Martin Messier

May 11, 2023

How You Can Read People’s Minds (But Not In The Way You Think)

What Are Accessing Cues?

When people are thinking, they demonstrate light and subtle behaviors that help them engage the appropriate sensory representational system. For example, moving their eyes, changing their vocal intonation, physical position, breathing and gestures.

Why is that useful to you (and any other NLP-trained person)?

These behaviors actually help you track which representational system someone is using to express themselves or to respond to you or to a situation. While they don't necessarily reveal "what" the person is thinking, they will certainly help you figure out "how" the person is thinking about it.

Stop for a second a consider any interaction you may have had with people.
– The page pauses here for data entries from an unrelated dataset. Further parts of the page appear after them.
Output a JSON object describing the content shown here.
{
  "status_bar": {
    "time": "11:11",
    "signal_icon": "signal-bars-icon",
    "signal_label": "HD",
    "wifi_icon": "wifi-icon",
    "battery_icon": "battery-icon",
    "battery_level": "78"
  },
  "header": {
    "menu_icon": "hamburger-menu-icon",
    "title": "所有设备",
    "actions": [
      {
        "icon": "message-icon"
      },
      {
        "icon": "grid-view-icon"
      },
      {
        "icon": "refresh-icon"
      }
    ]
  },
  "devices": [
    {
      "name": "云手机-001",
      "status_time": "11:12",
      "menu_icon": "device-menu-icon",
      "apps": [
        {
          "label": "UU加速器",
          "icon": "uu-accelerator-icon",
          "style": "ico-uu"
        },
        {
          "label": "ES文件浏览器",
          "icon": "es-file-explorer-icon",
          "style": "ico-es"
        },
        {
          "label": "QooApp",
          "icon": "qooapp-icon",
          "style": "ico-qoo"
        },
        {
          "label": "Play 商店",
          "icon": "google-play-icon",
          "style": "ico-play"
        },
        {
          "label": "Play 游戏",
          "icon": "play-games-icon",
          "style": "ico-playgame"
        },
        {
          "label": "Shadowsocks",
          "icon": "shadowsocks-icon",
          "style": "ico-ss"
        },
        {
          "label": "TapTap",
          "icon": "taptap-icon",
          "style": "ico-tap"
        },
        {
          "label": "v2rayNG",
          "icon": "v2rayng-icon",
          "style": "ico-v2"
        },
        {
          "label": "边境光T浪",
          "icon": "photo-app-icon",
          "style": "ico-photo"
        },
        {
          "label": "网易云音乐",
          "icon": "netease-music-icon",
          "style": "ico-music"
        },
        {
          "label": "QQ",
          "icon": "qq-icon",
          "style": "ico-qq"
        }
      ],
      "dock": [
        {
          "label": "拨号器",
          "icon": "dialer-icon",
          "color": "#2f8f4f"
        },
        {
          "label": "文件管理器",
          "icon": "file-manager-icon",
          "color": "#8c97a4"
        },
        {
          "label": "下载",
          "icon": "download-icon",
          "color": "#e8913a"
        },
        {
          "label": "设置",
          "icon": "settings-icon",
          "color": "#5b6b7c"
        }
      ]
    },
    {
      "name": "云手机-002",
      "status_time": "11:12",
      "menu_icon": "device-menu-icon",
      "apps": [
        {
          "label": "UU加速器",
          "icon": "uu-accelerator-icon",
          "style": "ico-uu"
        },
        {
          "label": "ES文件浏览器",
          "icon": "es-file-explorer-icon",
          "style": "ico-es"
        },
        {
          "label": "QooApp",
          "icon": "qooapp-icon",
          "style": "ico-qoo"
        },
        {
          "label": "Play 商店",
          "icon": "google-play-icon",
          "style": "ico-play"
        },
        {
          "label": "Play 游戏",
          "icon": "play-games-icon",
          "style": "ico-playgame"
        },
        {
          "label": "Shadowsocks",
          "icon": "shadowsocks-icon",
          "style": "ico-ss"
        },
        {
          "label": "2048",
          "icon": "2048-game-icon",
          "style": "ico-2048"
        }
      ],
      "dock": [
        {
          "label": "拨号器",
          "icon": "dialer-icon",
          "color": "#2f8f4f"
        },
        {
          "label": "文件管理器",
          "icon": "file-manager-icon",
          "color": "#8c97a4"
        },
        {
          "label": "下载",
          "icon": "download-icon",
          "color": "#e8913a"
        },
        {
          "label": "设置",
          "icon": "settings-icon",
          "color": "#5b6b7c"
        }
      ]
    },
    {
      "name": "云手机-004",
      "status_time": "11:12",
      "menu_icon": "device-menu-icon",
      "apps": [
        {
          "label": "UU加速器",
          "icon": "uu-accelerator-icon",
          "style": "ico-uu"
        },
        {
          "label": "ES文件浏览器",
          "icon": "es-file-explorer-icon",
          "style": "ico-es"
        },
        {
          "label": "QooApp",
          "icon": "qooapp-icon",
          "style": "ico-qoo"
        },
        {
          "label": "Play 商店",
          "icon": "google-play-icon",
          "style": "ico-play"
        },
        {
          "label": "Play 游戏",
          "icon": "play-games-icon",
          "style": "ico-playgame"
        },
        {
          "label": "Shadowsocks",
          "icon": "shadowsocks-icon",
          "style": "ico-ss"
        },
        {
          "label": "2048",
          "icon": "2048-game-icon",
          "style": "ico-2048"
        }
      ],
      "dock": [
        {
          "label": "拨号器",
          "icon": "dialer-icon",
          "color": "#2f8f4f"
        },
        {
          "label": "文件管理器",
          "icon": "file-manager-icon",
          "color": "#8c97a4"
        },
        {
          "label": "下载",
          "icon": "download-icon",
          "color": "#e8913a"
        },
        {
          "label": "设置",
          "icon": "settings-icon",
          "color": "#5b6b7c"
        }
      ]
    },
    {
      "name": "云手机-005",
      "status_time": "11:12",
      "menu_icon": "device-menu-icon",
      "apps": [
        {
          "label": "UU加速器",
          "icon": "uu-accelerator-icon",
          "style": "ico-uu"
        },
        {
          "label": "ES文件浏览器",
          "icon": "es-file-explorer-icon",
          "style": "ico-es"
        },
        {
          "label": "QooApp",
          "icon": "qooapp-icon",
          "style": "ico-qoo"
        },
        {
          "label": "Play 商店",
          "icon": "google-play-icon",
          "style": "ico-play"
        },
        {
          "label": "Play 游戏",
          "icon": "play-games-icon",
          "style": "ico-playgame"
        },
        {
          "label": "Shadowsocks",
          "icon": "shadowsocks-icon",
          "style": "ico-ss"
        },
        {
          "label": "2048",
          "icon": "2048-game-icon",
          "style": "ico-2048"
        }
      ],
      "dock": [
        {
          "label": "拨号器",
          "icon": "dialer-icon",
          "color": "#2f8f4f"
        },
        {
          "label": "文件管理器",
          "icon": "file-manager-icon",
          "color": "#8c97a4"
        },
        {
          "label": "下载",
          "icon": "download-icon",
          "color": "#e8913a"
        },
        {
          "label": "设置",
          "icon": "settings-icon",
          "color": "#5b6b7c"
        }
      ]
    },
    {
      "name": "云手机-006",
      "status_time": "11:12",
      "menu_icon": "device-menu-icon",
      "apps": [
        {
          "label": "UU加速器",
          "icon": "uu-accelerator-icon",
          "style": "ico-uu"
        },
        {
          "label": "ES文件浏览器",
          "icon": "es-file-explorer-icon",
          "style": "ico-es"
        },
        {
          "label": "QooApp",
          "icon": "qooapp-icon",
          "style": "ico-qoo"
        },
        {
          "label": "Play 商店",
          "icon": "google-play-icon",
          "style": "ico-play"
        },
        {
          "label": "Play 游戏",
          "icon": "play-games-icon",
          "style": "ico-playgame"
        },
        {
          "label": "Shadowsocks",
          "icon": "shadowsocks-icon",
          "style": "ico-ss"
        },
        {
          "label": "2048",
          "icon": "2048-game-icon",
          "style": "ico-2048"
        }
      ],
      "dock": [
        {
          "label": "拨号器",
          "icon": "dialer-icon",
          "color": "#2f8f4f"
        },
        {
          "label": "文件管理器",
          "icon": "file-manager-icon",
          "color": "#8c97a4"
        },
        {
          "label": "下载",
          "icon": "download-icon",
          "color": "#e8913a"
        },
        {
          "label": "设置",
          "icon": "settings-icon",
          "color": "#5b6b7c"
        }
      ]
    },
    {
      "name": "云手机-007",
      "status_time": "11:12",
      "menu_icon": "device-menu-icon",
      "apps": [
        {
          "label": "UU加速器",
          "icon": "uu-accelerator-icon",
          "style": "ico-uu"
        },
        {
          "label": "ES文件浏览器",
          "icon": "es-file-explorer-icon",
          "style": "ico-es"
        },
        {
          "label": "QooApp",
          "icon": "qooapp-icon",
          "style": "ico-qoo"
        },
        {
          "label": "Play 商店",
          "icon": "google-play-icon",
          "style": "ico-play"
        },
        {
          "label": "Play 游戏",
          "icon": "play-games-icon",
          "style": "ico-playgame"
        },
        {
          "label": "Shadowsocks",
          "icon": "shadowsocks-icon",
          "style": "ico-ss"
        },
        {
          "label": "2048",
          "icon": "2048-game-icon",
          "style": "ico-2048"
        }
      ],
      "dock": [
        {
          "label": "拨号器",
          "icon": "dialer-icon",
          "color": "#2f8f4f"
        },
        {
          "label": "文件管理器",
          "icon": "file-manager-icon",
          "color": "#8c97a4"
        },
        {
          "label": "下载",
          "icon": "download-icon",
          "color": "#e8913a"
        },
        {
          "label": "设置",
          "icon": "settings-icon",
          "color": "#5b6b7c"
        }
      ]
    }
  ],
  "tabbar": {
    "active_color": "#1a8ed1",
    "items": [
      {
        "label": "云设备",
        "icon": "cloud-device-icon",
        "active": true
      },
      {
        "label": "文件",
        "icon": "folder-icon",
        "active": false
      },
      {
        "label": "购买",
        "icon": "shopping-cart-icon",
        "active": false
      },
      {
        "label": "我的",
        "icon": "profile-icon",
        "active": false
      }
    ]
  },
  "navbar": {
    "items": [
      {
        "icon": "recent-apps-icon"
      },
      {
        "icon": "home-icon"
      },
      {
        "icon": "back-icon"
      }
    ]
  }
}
Can you remember anyone ever:

  • being almost out of breath;
  • making noises or onomatopeic sounds;
  • making faces;
  • using particular gestures like raising their hands and moving them around;
  • scratching themselves;

In and of themselves, these behaviors might have no meaning whatsoever. But by calibrating, you can uncover what mental processes are associated with any or all of them for a particular individual.

These physiological changes associated to mental processes, over time, become automated, predictable patterns, outside of conscious awareness. While Richard Bandler and John Grinder uncovered these patterns during the 1970's, the AQAL model Ken Wilber presented in his masterpiece "Sex, Ecology, Spirituality" clearly accounts for the direct and simultaneous correlation between physical and mental processes.

As you practice NLP, you will learn to decode and interpret these automatic behaviors by using calibration. This will allow you to influence others' thought patterns. What follows is a list of patterns coded in NLP that you can use as a learning structure:


1. Kinesthetic mode accessing cues: Head and eyes down, gestures in direction of the body, breathing down in the abdomen, slower speech tempo, deeper voice.

2. Auditory mode accessing cues: Head and eyes leaning to the sides, gestures at ear level, diaphragmatic breathing, speech tempo alternating between faster and slower, varied intonation.

3. Visual mode accessing cues: Head and eyes up, gestures above the shoulders or upward, breathing up in the lungs, eyes semi-closed, high-pitched voice and higher-speeed speech tempo.

Now, let's practice accessing cues

Get together with a practice buddy and follow these instructions. Then, ask your buddy to tell you what happened at each step.

  1. Think of a fun experience you had.
  2. First, focus on the physical feelings associated to that experience.
  3. Now, let go of the feelings.
  4. Second, focus on the images associated to that experience.
  5. Now, let go of the images.
  6. Third, focus on the sounds associated to that experience.
  7. Now, let go of the sounds.

Ask your buddy to take note of what happens to your gestures, posture, breathing, facial expression and tone of voice.

Then, switch roles! Your partner goes through the instructions and you observe and report.